In the meantime, it would be easy to overlook, or dismiss as inconsequential, Ramaphosa’s recent public engagements.

Ramaphosa did not waste time kicking off what appears to be his 2019 electioneering charm offensive. He undertook regional blitzes in three key provinces, while paying homage to ANC legends and traditional leaders.

He used the opportunity to not only shore up ANC support in election battlegrounds, but also consolidate his grip on power.

The new ANC president sought to foster party unity in disaffected areas, especially in Kwa-Zulu Natal and the Eastern Cape.

The political gods must be smiling upon Ramaphosa.

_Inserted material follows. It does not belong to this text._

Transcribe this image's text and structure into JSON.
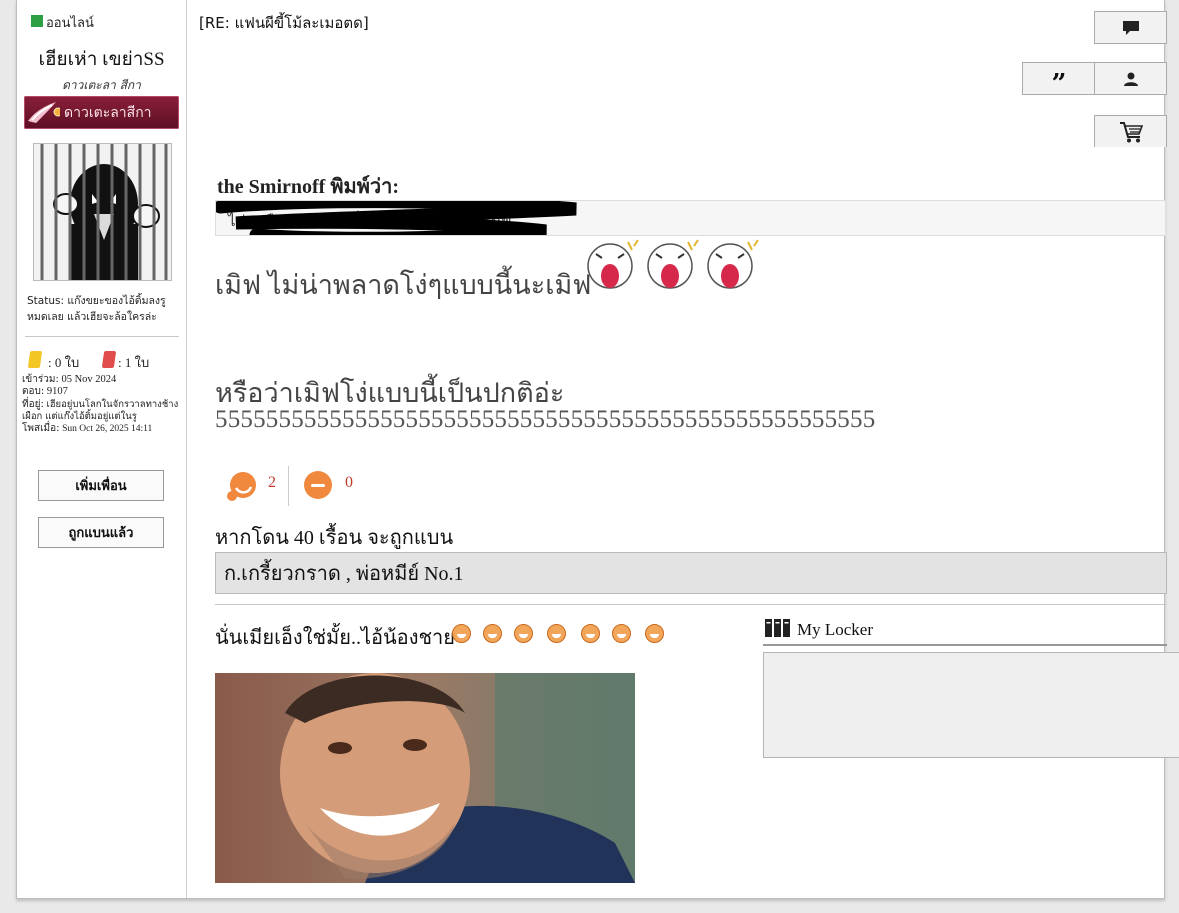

The ANC’s fiercest competitor, the DA, is beset by internal ructions countrywide. Its facade of stability, unity and uprightness is peeling off as its leaders accuse each other of arrogance, corruption, fraud, theft, nepotism and maladministration. This would have been unimaginable just a few years ago.

Zuma’s departure, the emergence of the affable and upright Ramaphosa, and the ANC’s adoption of reformulated, albeit improbable, policy positions on land and funding for higher education seem to have set the Economic Freedom Fighters (EFF) at sixes and sevens. These new developments seem to have caught the EFF off guard and without a cogent strategic response.

While the DA’s intraparty bun fights linger and the EFF unleashes full-frontal assaults on mannequins, Ramaphosa is warmly embraced across the political and racial spectrum.

Nevertheless, there are concerns that Ramaphosa may succumb to political expediency when appointing members of his Cabinet and senior bureaucrats. Fears that Ramaphosa will capitulate to undue political influences seem baseless.

Having instructed the Eskom board to “immediately remove all Eskom executives who are facing allegations and other acts of impropriety”, it is inconceivable that Ramaphosa may then seek to act differently when making appointments.

It is crucial, therefore, that Ramaphosa conducts himself with forthrightness and consistency in his management of the affairs of both the ANC and the state. I do appreciate the need for cautious optimism about the inherent possibilities of a Ramaphosa presidency, while still highly cognisant of our human frailties.

I will, however, not let that dampen my boundless optimism, sustained by my insatiable yearning for a prosperous future for all.